The new policy goes on to redefines “apostasy” to include “same gender marriage,” which had previously been labeled a “serious transgression.” Unlike serious transgressions, apostasy requires a mandatory disciplinary counsel be convened to consider excommunication. Other “serious transgressions” include attempted murder, forcible rape, sexual abuse, spousal abuse, intentional serious physical injury of others, adultery, fornication, and deliberate abandonment of family responsibilities. Homosexual relations (“especially sexual cohabitation”) are still labelled a serious transgression. In other words, the Mormon church now considers sex within the bounds of a legal homosexual marriage to be a more grievous sin than non-married homosexual relationships. And, even more shockingly, while non-married homosexuals continue to be grouped with rapists and child molesters, the Church now apparently considers married homosexuals to be worse than rapists and child molesters.
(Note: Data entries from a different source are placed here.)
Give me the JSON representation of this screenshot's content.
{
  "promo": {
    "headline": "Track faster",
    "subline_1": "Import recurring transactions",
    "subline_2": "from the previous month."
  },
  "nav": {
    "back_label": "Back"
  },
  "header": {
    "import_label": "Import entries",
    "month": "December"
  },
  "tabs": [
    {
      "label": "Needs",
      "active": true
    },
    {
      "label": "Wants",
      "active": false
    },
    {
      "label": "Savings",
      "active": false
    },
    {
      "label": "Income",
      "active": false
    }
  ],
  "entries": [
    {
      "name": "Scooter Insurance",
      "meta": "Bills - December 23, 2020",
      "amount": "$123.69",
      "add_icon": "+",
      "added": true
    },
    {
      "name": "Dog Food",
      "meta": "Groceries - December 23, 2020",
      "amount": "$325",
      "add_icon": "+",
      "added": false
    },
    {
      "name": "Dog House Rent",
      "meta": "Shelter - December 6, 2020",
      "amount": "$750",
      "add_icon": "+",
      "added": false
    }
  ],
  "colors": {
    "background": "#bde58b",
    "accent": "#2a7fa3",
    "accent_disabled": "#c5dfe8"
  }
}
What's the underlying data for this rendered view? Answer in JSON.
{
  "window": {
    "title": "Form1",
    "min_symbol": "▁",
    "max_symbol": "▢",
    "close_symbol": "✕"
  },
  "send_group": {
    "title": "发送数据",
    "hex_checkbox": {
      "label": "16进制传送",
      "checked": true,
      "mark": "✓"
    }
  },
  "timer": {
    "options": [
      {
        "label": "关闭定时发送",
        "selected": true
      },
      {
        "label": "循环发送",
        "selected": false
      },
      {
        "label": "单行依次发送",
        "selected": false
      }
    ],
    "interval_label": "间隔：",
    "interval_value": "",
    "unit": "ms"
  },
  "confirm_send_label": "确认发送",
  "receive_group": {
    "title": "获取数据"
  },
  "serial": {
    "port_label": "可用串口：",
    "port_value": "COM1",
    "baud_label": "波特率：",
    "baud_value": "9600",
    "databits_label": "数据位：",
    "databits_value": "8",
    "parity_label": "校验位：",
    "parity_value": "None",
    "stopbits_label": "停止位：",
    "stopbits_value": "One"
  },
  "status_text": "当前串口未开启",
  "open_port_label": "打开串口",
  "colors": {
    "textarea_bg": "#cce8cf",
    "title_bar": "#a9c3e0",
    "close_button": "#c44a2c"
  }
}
But even this was not as surprising as the change in the Mormon church’s treatment of the children of LGBT couples. Enshrined in the Mormon Articles of Faith is the principle that we are only responsible for our own sins. In the Mormon view, children are not cursed by any “original sin” and children are not responsible for the sins of their parents — until now. Despite of the Church’s inept attempts to justify this policy, many Mormons and non-Mormons, including perhaps even some opposed to same-sex marriage, are seeing it as punishing the children for the “sins” of their LGBT parents.
In this difficult time, LGBT Mormon parents and their children can find support from LGBT affirming therapists at the Mormon Mental Health Association.